Critically examining how organizational protocols may inhibit responsiveness to a young person’s needs, or querying whether the values underpinning such protocols are congruent with child and youth care principles, are indicative of critical literacy praxis. As Lankshear and McLaren (1993) suggested, this involves facilitating learning experiences that help students “understand the nature and implications of the ideology on parade: and in doing so engage students in reflection upon their own ideological investments” (p. 9). In the present study, Linden aptly summarized the transformation that occurs when students are encouraged to examine the implications and investments underpinning their assumptions in their written reflection after attending the workshop series:

Bringing in discussions and principles related to youth work also allows a unique space for those working in the field to apply questions to their own experience, and uncover buried assumptions, discomfort, knowledge and personal connections. Unlike typical discussions of mental health, when we are actively engaged through discussion and activities using multiple intelligences we bring in our own emotional knowledge. One example of this is when I realized through discussing an issue of mental health how uncomfortable I was talking about it due to the words that came out of my mouth. Having spaces that help us process information and share experiences helps us practice speaking in a way that is more congruent with our values, through safe trial and error, as well as exploration of discomforts.

Linden’s learning experience is congruent with White and Morris’ (2019) recent suggestions of how a narrative therapeutic approach embedded in suicide prevention education supports participants’ movement towards relational responses and a collaborative way of working in which care is humanized. Several present features of child and youth care higher education support pedagogical strategies that evoke “inside-out” and “bottom-up” literacies required in suicide prevention education. For example, an emphasis on self-care and critical reflection can broaden students’ perspectives and improve decision-making (Emslie, 2009a; Kostouros et al., 2019), and mindfulness teaching supports students’ openness, curiosity, and creativity (Ventrella, 2017).

Conclusion

As a key component of the mental health literacy curriculum under investigation in this study, learning activities on suicide and suicide intervention served as conditions that influenced the paths student participants followed in becoming and being youth workers. Participants identified a struggle as they attempted to apply learning within simulated and real-world practice contexts, often citing the need for more knowledge as the pathway to increased confidence.

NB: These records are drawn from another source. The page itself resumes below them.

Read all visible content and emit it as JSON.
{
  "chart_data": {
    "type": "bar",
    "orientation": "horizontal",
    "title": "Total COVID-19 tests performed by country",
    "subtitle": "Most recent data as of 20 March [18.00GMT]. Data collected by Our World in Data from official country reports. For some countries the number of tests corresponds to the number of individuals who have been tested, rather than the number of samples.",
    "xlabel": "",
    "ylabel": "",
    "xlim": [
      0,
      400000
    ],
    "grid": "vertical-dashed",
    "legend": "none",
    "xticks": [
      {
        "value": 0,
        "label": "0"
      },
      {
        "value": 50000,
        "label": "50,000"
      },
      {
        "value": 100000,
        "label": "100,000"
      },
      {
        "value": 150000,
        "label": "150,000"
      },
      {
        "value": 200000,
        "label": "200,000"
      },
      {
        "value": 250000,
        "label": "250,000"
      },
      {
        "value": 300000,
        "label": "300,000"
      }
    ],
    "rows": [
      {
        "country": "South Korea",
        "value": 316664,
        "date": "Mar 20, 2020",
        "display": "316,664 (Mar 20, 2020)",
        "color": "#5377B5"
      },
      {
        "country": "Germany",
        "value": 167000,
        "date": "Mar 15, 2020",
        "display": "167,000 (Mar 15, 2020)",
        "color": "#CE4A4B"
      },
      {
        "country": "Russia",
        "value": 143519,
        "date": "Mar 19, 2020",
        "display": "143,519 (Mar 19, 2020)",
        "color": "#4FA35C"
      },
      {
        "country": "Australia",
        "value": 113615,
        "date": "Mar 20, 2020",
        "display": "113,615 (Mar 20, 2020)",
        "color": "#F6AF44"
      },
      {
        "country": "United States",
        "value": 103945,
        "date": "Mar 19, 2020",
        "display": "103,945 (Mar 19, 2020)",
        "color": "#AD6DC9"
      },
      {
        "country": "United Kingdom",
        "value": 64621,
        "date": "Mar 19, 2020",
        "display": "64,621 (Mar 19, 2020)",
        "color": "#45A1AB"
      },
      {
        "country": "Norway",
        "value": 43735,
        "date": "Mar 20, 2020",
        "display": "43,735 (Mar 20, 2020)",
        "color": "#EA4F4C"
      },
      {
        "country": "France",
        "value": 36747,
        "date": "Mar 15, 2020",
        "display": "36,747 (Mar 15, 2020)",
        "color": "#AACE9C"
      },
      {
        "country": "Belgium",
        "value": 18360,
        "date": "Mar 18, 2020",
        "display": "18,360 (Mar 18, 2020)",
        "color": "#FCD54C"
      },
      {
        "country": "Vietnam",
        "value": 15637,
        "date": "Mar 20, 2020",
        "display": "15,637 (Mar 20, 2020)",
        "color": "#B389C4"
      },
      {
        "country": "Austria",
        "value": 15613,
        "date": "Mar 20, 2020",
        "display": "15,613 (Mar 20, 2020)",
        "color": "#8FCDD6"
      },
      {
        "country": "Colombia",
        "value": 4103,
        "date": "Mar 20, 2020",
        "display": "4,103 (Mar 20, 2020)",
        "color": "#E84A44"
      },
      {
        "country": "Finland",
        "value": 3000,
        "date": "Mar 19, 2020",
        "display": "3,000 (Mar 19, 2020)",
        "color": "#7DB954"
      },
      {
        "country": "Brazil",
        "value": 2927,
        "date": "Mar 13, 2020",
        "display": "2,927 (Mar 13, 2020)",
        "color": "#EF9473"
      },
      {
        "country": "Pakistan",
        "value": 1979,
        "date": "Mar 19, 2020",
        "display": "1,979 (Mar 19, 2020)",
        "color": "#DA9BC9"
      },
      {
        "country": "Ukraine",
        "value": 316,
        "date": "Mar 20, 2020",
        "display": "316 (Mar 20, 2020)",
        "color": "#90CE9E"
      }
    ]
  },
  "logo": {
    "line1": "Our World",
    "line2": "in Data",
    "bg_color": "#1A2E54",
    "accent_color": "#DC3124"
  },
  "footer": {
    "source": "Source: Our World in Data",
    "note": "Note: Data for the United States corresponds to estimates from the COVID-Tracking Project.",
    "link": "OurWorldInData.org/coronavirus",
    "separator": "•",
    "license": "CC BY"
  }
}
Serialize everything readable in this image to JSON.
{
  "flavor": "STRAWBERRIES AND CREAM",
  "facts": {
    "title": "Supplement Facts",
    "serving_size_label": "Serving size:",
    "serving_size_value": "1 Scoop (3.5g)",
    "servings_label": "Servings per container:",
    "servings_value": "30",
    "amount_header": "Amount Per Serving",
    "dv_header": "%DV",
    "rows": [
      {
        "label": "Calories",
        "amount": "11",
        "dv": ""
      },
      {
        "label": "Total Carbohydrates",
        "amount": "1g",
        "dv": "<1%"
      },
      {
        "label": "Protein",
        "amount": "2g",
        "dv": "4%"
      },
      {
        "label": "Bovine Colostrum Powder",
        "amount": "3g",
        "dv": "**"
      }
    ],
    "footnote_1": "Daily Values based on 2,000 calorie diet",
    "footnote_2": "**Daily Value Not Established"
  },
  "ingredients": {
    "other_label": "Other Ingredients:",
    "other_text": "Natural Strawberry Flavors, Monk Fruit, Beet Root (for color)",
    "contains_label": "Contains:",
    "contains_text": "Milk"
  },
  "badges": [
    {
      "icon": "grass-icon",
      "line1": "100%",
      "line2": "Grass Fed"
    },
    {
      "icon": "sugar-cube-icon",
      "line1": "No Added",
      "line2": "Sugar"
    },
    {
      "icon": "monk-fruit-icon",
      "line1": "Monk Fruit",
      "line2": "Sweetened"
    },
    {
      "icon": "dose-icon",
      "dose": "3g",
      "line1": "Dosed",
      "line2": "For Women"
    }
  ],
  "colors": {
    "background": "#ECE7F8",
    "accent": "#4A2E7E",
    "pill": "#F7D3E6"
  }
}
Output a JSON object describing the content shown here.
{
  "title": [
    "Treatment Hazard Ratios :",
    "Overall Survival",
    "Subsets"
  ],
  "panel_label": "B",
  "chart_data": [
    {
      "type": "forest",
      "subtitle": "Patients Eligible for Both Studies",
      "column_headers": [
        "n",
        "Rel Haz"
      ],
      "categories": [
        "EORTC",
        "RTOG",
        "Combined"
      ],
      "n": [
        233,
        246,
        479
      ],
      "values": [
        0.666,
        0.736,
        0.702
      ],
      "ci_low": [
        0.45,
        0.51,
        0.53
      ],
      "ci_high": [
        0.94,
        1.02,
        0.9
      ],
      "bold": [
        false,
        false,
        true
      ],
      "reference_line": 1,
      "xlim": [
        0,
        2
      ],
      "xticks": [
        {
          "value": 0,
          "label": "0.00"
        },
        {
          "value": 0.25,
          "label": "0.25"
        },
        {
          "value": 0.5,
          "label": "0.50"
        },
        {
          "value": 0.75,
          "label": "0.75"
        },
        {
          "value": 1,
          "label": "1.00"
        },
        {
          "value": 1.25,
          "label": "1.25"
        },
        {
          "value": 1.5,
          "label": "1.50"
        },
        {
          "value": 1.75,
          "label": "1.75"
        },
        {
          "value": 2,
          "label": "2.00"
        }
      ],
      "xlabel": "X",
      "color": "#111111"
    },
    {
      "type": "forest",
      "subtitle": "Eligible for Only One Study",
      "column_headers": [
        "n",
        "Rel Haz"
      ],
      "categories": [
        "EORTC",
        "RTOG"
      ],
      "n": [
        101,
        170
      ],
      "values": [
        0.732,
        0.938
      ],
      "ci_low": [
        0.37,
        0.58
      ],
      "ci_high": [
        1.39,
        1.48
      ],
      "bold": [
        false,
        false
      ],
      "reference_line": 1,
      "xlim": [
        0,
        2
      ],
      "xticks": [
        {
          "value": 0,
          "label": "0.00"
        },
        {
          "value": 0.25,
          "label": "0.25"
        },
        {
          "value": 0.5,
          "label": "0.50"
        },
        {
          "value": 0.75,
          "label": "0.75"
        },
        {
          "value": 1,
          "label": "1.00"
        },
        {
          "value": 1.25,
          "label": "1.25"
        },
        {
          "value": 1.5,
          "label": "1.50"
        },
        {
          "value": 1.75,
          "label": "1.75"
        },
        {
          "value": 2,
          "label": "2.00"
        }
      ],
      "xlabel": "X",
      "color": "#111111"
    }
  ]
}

This struggle was amplified by students’ discomfort and apparent desire for certainty while attempting to hold attuned relational engagement and satisfy protocols simultaneously. Thus participants were positioned in a dialectical space, experiencing tensions between maintaining presence and procedure. Implications for pedagogy include resisting pressure for certainty and for simplifying complex issues, building upon existing features found in child and youth care higher education (e.g., reflexivity, self-awareness, mindfulness, collaborative relationships), while embracing suicide and suicide intervention as critical topics integral to students’ future practice.